Experiments

Evaluations

Before entering the configuration view, you must choose a high-level Experiment Type. This choice determines how the AI's output is analyzed:

Custom: Manual setup with or without programmatic Criteria.
- Evaluation Rules: Create programmatic checks like Regex, JSON Schema, or Lexical Overlap to automatically grade responses.
Selector: AI chooses the best option from a list of variables.
Rater: AI provides qualitative scores or side-by-side comparisons.

The core logic of your experiment.

System Prompt: Defines the persona, constraints, and operational context for the AI.
User Prompt: The specific query or instruction.
Variable Injection: Surround keys with double curly braces (e.g., {{variable_name}}) to dynamically inject data during execution.
Live Preview: a real-time rendering of your prompt with interpolated values from your selected data sources.

Manage how data is fed into your prompt.

Detection: The system automatically detects {{tags}} from your prompts.
Data Sources:
- Datasets: Map variables to CSV or JSON data rows.
- Personas: Inject full profiles or specific sections of a Persona.
- Businesses: Inject Branding, Audience, or Core Profile data from your saved Businesses.
- Prompt Templates: Use an existing prompt as a variable value.
If the selected prompt is a Template with its own variables, those variables are automatically "nested" and will appear in the Experiment's variable list for configuration.
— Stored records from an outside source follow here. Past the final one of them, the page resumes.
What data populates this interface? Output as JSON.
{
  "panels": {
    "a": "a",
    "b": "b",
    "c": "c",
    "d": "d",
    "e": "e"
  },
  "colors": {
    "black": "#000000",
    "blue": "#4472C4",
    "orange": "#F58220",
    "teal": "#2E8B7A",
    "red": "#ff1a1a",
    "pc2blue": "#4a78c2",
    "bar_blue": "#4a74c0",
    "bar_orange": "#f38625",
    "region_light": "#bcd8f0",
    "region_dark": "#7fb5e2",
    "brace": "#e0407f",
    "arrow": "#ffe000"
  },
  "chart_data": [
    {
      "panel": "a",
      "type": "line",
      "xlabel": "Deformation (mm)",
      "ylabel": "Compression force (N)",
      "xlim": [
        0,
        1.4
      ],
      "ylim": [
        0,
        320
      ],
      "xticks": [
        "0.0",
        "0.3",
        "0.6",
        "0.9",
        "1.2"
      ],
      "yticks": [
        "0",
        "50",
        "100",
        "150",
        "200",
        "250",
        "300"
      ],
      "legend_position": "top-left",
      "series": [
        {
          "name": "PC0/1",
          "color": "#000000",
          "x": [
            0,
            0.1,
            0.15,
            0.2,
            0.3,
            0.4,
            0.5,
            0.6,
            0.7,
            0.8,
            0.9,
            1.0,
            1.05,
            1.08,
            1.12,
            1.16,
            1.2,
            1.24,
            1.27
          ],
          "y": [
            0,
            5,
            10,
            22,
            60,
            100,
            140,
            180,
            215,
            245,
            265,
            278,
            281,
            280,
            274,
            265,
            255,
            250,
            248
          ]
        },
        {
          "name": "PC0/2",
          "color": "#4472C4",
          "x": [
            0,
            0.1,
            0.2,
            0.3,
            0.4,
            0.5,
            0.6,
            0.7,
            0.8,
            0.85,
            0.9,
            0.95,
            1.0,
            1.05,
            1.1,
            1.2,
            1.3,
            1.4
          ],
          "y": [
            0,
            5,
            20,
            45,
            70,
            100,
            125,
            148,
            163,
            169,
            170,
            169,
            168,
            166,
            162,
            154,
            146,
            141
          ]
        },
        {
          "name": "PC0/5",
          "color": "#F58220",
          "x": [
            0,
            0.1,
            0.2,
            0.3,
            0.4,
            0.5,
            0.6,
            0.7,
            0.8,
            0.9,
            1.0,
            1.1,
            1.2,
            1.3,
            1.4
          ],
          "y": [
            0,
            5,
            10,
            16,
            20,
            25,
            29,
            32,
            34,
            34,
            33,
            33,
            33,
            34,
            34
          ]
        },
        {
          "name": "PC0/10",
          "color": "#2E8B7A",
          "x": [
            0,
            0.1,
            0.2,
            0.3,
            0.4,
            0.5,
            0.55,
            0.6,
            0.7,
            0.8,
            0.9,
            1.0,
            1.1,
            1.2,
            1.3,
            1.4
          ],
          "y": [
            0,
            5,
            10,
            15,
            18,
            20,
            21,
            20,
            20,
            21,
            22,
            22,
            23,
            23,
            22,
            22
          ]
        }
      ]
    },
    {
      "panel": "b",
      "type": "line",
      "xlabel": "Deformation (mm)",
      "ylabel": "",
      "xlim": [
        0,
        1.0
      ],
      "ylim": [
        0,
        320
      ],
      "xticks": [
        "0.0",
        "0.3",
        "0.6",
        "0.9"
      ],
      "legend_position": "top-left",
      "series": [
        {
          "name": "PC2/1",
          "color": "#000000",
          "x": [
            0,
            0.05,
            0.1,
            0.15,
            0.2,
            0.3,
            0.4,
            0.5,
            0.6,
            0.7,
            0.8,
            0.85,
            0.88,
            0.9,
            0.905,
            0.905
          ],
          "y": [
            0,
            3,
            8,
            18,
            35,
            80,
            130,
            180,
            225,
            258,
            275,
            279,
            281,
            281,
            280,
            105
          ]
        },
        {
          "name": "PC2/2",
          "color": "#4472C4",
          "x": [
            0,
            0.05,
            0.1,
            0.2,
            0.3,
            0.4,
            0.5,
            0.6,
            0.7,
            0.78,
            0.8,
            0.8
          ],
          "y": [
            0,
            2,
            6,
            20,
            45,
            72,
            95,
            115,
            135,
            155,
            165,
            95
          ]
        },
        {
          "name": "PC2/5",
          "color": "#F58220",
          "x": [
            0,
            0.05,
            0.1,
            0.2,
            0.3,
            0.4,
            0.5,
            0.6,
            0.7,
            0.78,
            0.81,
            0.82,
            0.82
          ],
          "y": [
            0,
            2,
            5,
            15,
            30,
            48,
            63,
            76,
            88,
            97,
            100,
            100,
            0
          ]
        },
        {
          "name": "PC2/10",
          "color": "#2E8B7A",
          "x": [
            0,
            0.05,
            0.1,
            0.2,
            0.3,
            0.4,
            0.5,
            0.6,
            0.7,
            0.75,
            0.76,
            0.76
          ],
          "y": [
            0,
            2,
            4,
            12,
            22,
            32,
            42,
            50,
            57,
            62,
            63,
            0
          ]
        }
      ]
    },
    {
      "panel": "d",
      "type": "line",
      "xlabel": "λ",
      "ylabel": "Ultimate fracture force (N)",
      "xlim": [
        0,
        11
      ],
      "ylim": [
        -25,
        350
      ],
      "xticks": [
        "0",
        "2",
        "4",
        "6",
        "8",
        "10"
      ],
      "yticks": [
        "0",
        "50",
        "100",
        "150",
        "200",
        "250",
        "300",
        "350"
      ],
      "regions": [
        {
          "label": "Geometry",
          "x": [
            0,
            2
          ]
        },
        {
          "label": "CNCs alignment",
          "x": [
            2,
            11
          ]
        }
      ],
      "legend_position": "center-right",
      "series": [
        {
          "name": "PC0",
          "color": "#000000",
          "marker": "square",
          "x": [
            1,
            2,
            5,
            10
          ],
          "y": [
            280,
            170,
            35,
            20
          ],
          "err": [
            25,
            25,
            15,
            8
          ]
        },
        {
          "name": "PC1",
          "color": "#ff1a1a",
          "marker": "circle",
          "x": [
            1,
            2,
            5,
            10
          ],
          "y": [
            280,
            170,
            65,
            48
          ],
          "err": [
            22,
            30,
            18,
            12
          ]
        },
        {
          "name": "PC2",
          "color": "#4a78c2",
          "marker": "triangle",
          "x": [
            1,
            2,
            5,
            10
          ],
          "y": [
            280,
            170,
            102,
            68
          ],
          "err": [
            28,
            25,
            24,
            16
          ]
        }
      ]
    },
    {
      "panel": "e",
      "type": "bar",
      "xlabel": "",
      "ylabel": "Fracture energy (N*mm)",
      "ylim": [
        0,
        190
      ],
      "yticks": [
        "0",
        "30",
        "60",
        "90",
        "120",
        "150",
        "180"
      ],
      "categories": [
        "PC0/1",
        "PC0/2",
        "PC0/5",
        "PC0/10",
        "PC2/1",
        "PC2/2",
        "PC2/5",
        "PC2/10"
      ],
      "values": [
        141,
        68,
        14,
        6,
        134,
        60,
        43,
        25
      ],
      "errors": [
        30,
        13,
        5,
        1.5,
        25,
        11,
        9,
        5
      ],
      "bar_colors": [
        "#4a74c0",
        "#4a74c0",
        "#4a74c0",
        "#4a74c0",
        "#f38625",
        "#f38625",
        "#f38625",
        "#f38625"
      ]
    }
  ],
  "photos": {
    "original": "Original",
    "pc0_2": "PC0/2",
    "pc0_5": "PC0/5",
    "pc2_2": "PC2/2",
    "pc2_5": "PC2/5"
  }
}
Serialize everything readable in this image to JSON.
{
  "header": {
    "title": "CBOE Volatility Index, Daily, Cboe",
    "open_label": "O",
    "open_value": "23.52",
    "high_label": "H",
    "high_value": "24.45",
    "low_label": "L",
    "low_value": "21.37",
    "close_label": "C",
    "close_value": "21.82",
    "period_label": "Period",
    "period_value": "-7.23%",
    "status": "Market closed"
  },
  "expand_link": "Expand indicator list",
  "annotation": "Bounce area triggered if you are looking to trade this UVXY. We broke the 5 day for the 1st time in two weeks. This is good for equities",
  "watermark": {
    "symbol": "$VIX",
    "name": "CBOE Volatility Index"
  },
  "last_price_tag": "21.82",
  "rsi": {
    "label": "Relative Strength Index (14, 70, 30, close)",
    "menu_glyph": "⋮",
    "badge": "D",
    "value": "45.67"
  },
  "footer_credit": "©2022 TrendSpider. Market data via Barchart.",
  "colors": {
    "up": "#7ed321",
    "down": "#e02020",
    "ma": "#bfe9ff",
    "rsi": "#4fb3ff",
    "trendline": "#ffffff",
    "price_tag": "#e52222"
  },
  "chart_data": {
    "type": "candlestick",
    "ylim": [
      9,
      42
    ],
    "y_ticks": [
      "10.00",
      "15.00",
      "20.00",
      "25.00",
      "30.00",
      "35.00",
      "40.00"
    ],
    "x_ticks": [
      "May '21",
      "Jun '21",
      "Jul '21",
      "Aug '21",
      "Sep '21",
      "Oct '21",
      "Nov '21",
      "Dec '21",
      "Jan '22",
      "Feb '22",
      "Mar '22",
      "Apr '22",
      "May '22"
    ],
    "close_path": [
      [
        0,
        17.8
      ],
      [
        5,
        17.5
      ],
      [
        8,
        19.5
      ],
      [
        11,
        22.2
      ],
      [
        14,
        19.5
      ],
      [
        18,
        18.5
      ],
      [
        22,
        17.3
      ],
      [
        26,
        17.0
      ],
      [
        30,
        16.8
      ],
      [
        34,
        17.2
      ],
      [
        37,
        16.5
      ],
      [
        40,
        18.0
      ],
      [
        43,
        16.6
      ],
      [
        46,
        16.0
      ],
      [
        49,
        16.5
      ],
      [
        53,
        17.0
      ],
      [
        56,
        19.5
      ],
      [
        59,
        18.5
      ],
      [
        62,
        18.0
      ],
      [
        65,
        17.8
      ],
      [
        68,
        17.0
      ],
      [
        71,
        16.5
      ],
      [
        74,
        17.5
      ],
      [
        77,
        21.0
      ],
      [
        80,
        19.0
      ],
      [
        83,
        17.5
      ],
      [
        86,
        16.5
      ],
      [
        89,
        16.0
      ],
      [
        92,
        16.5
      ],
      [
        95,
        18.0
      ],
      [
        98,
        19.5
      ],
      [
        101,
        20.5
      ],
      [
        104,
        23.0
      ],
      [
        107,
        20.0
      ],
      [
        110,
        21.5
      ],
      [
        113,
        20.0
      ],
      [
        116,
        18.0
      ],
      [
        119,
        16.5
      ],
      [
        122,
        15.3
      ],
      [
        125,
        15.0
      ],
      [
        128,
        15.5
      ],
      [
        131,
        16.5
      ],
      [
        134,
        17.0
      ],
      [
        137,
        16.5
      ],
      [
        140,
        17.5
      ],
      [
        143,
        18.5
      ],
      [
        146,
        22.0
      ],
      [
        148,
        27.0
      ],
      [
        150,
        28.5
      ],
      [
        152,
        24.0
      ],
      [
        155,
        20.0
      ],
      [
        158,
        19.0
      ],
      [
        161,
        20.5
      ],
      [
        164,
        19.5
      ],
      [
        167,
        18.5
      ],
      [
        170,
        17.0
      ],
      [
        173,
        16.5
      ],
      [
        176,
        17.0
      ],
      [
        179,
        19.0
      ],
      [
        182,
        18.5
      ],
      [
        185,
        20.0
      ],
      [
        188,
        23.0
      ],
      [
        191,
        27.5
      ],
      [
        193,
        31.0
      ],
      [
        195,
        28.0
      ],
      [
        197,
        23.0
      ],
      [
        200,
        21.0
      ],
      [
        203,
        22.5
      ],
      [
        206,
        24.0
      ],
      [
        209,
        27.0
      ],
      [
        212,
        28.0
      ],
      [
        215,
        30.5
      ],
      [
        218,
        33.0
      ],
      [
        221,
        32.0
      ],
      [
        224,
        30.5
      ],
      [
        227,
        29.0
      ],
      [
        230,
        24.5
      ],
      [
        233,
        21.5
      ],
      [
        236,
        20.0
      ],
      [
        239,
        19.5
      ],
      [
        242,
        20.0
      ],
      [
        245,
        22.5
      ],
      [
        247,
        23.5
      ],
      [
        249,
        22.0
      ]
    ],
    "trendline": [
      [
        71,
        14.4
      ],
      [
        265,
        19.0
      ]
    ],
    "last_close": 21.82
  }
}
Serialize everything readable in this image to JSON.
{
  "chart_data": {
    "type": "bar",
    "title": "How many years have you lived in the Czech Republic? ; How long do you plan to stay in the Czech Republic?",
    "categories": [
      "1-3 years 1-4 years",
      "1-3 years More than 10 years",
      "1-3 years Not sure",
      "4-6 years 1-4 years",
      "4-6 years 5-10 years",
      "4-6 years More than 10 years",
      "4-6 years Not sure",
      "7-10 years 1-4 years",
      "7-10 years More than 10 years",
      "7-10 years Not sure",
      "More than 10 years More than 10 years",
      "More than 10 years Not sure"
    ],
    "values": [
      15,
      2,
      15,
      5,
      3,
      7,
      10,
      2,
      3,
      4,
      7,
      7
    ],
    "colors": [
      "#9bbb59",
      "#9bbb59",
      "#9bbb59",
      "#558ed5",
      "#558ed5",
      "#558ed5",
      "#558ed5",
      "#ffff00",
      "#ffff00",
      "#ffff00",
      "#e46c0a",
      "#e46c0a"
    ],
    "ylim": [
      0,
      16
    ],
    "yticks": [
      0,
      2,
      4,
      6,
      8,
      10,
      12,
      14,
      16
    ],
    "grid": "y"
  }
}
Only works if a single prompt template is selected.

Configuration:
- Full Profile: Toggle to include the entire object as JSON or Markdown.
- Included Sections: Select specific attributes (e.g., only "Brand Voice" or "Target Audience Segment").
- Exclusions: Skip specific items within a dataset.

Choose the AI models that will process your prompts.

Provider Selection: Enable/disable specific providers (OpenAI, Anthropic, Ollama, etc.).
Model Checkboxes: Select one or more models to run in parallel.
Execution Config:
- Parallel Execution: Enable to run multiple scenarios simultaneously.
- Concurrency: Set the maximum number of simultaneous requests.
- Rate Limits (RPM): Define requests-per-minute limits to avoid API throttling.

A pre-flight checklist and cost projection.

Token Projections: Estimated input/output tokens based on your variable mapping.
Cost Estimate: Projected monetary cost for the entire experiment.
Scenario Breakdown: Breakdown of how many total runs will occur (Variables × Models).
Run Button: Triggers the execution and takes you to the Results page.